Apalagi era digital yang melanda dunia 3 dekade terakhir ini, dimana anak anak
lebih banyak main game digital daripada main game atau permainan
tradisional.
Setiap
permainan rakyat yang dibahas, disertai dengan bagaimana penamaannya, peristiwa
atau suasana dan waktu permainan, latar belakang sosial budaya, sejarah
perkembangan, jumlah peserta atau pemain, peralatan dan perlengkapan permainan,
iringan musik yang menyertainya (kalau ada), jalannya permainan, peranannya di
masa sekarang dan tanggapan masyarakat terhadap permainan tersebut. Di awal
permainan juga dilengkapi dengan foto foto hitam putih (monokrom) yang sudah
mulai buram.
Adapun
permainan rakyat suku Bugis dan Makassar yang dibahas disini adalah : marraga
(akraga), maggasing (akgasing), maccukke (accangke), maggaleceng (aggalaceng),
massaung manu (assaung jangang), maggale (aggale), mallogo (allogo), massalo (assalo),
mabbangngak (attaruk), mallongngak (allongngak), majjeka (makkaddaro),
mappasajang (aklayang-layang), maggeccik (addattek-dattek), mappolo beceng (akkattik-katinting),
massantok (assantok), rengngeng (ajjonga), mattojang (attoweng), mappadendang
(appaddekko), makkurung manu (songko-songkokang jangang), maggunreco
(agganreco), massempek (assempek), mallanca (aklanca), mammencak (akmanca), dan
terakhir maccubbu (accokko-cokkoang).
Buku
ini cukup lengkap membahas setiap permainan tradisional suku Bugis dan
Makassar, sehingga dapat dijadikan bahan rujukan bagi yang ingin meneliti
tentang permainan rakyat suku Bugis dan Makassar.
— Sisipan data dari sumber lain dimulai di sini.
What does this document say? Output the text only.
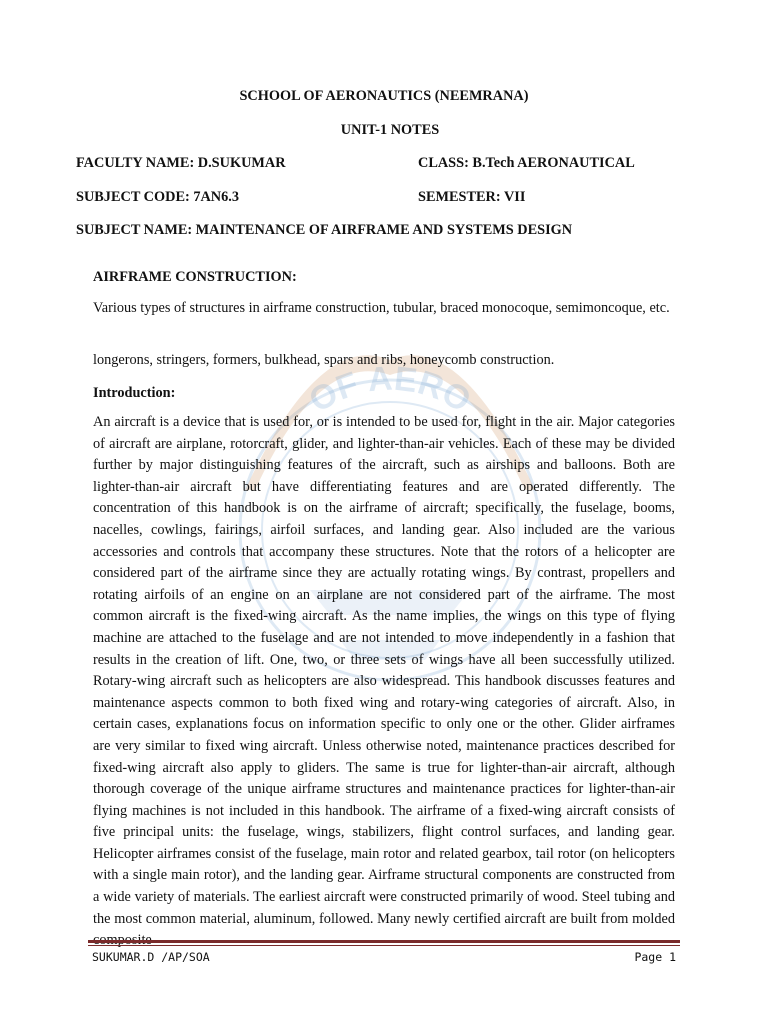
OF AERO
SCHOOL OF AERONAUTICS (NEEMRANA)
UNIT-1 NOTES
FACULTY NAME: D.SUKUMAR	CLASS: B.Tech AERONAUTICAL
SUBJECT CODE: 7AN6.3	SEMESTER: VII
SUBJECT NAME: MAINTENANCE OF AIRFRAME AND SYSTEMS DESIGN
AIRFRAME CONSTRUCTION:
Various types of structures in airframe construction, tubular, braced monocoque, semimoncoque, etc.
longerons, stringers, formers, bulkhead, spars and ribs, honeycomb construction.
Introduction:
An aircraft is a device that is used for, or is intended to be used for, flight in the air. Major categories of aircraft are airplane, rotorcraft, glider, and lighter-than-air vehicles. Each of these may be divided further by major distinguishing features of the aircraft, such as airships and balloons. Both are lighter-than-air aircraft but have differentiating features and are operated differently. The concentration of this handbook is on the airframe of aircraft; specifically, the fuselage, booms, nacelles, cowlings, fairings, airfoil surfaces, and landing gear. Also included are the various accessories and controls that accompany these structures. Note that the rotors of a helicopter are considered part of the airframe since they are actually rotating wings. By contrast, propellers and rotating airfoils of an engine on an airplane are not considered part of the airframe. The most common aircraft is the fixed-wing aircraft. As the name implies, the wings on this type of flying machine are attached to the fuselage and are not intended to move independently in a fashion that results in the creation of lift. One, two, or three sets of wings have all been successfully utilized. Rotary-wing aircraft such as helicopters are also widespread. This handbook discusses features and maintenance aspects common to both fixed wing and rotary-wing categories of aircraft. Also, in certain cases, explanations focus on information specific to only one or the other. Glider airframes are very similar to fixed wing aircraft. Unless otherwise noted, maintenance practices described for fixed-wing aircraft also apply to gliders. The same is true for lighter-than-air aircraft, although thorough coverage of the unique airframe structures and maintenance practices for lighter-than-air flying machines is not included in this handbook. The airframe of a fixed-wing aircraft consists of five principal units: the fuselage, wings, stabilizers, flight control surfaces, and landing gear. Helicopter airframes consist of the fuselage, main rotor and related gearbox, tail rotor (on helicopters with a single main rotor), and the landing gear. Airframe structural components are constructed from a wide variety of materials. The earliest aircraft were constructed primarily of wood. Steel tubing and the most common material, aluminum, followed. Many newly certified aircraft are built from molded composite
SUKUMAR.D /AP/SOA	Page 1
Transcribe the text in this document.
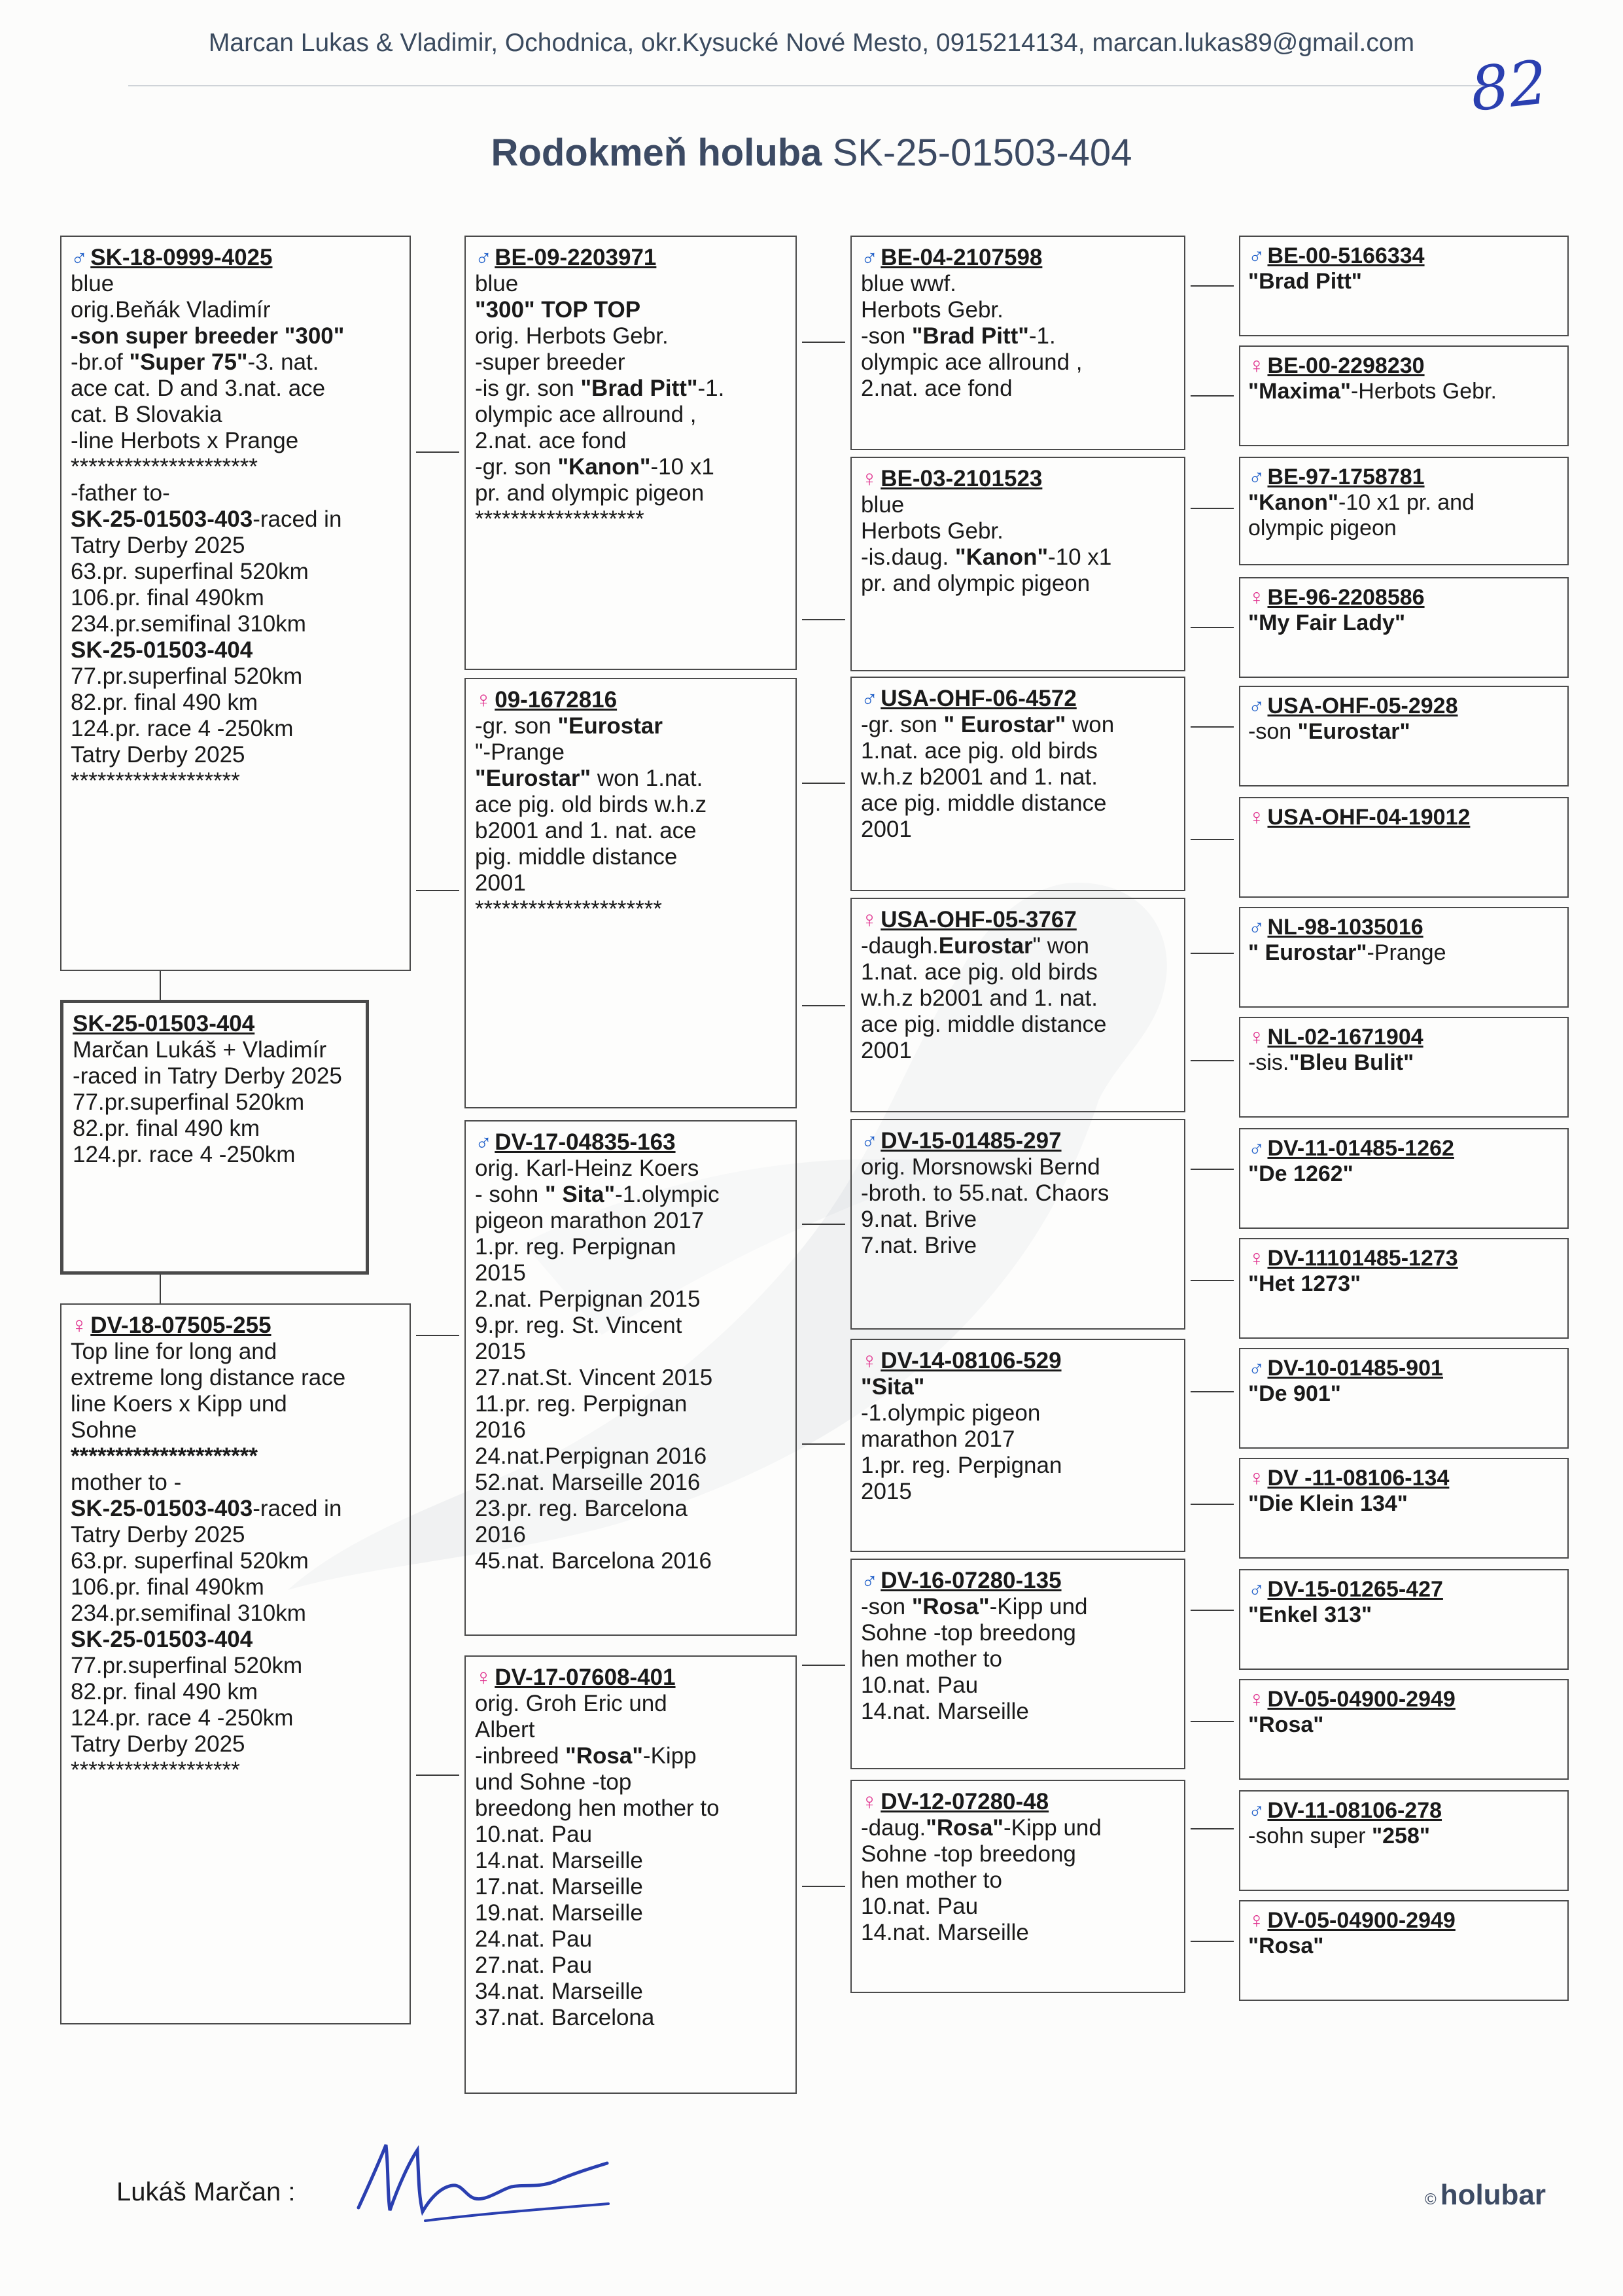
Marcan Lukas & Vladimir, Ochodnica, okr.Kysucké Nové Mesto, 0915214134, marcan.lukas89@gmail.com
82
Rodokmeň holuba SK-25-01503-404
♂ SK-18-0999-4025
blue
orig.Beňák Vladimír
-son super breeder "300"
-br.of "Super 75"-3. nat.
ace cat. D and 3.nat. ace
cat. B Slovakia
-line Herbots x Prange
*********************
-father to-
SK-25-01503-403-raced in
Tatry Derby 2025
63.pr. superfinal 520km
106.pr. final 490km
234.pr.semifinal 310km
SK-25-01503-404
77.pr.superfinal 520km
82.pr. final 490 km
124.pr. race 4 -250km
Tatry Derby 2025
*******************
SK-25-01503-404
Marčan Lukáš + Vladimír
-raced in Tatry Derby 2025
77.pr.superfinal 520km
82.pr. final 490 km
124.pr. race 4 -250km
♀ DV-18-07505-255
Top line for long and
extreme long distance race
line Koers x Kipp und
Sohne
*********************
mother to -
SK-25-01503-403-raced in
Tatry Derby 2025
63.pr. superfinal 520km
106.pr. final 490km
234.pr.semifinal 310km
SK-25-01503-404
77.pr.superfinal 520km
82.pr. final 490 km
124.pr. race 4 -250km
Tatry Derby 2025
*******************
♂ BE-09-2203971
blue
"300" TOP TOP
orig. Herbots Gebr.
-super breeder
-is gr. son "Brad Pitt"-1.
olympic ace allround ,
2.nat. ace fond
-gr. son "Kanon"-10 x1
pr. and olympic pigeon
*******************
♀ 09-1672816
-gr. son "Eurostar
"-Prange
"Eurostar" won 1.nat.
ace pig. old birds w.h.z
b2001 and 1. nat. ace
pig. middle distance
2001
*********************
♂ DV-17-04835-163
orig. Karl-Heinz Koers
- sohn " Sita"-1.olympic
pigeon marathon 2017
1.pr. reg. Perpignan
2015
2.nat. Perpignan 2015
9.pr. reg. St. Vincent
2015
27.nat.St. Vincent 2015
11.pr. reg. Perpignan
2016
24.nat.Perpignan 2016
52.nat. Marseille 2016
23.pr. reg. Barcelona
2016
45.nat. Barcelona 2016
♀ DV-17-07608-401
orig. Groh Eric und
Albert
-inbreed "Rosa"-Kipp
und Sohne -top
breedong hen mother to
10.nat. Pau
14.nat. Marseille
17.nat. Marseille
19.nat. Marseille
24.nat. Pau
27.nat. Pau
34.nat. Marseille
37.nat. Barcelona
♂ BE-04-2107598
blue wwf.
Herbots Gebr.
-son "Brad Pitt"-1.
olympic ace allround ,
2.nat. ace fond
♀ BE-03-2101523
blue
Herbots Gebr.
-is.daug. "Kanon"-10 x1
pr. and olympic pigeon
♂ USA-OHF-06-4572
-gr. son " Eurostar" won
1.nat. ace pig. old birds
w.h.z b2001 and 1. nat.
ace pig. middle distance
2001
♀ USA-OHF-05-3767
-daugh.Eurostar" won
1.nat. ace pig. old birds
w.h.z b2001 and 1. nat.
ace pig. middle distance
2001
♂ DV-15-01485-297
orig. Morsnowski Bernd
-broth. to 55.nat. Chaors
9.nat. Brive
7.nat. Brive
♀ DV-14-08106-529
"Sita"
-1.olympic pigeon
marathon 2017
1.pr. reg. Perpignan
2015
♂ DV-16-07280-135
-son "Rosa"-Kipp und
Sohne -top breedong
hen mother to
10.nat. Pau
14.nat. Marseille
♀ DV-12-07280-48
-daug."Rosa"-Kipp und
Sohne -top breedong
hen mother to
10.nat. Pau
14.nat. Marseille
♂ BE-00-5166334
"Brad Pitt"
♀ BE-00-2298230
"Maxima"-Herbots Gebr.
♂ BE-97-1758781
"Kanon"-10 x1 pr. and
olympic pigeon
♀ BE-96-2208586
"My Fair Lady"
♂ USA-OHF-05-2928
-son "Eurostar"
♀ USA-OHF-04-19012
♂ NL-98-1035016
" Eurostar"-Prange
♀ NL-02-1671904
-sis."Bleu Bulit"
♂ DV-11-01485-1262
"De 1262"
♀ DV-11101485-1273
"Het 1273"
♂ DV-10-01485-901
"De 901"
♀ DV -11-08106-134
"Die Klein 134"
♂ DV-15-01265-427
"Enkel 313"
♀ DV-05-04900-2949
"Rosa"
♂ DV-11-08106-278
-sohn super "258"
♀ DV-05-04900-2949
"Rosa"
Lukáš Marčan :	© holubar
Jika ada sumber informasi
lainnya tentang permainan rakyat yang belum ada dalam buku ini, maka dapat
digabungkan dengan yang ada dalam buku ini.
Sayangnya,
ada dua lembar atau 4 halaman yang hilang dalam buku ini, sepertinya sudah
disobek. Foto yang menjadi illustrasi dalam buku ini juga hanya foto hitam
putih yang sudah buram, dan banyak yang tidak bisa ditebak, foto apa itu.
Buku
semacam ini, yang merupakan dokumentasi dan inventarisasi budaya suku Bugis dan
Makassar, akan lebih lengkap lagi jika buku ini diterbitkan ulang dan disertai
dengan video bagaimana permainan tersebut dimainkan. Diera digital sekarang
ini, buku buku akan lebih mudah diakses dan dibaca pemustaka jika disertai
dengan media audio-visual (media pandang-dengar).
Buku ini koleksi Deposit, Bidang Pembinaan Perpustakaan, Dinas Perpustakaan dan Kearsipan Provinsi Sulawesi Selatan.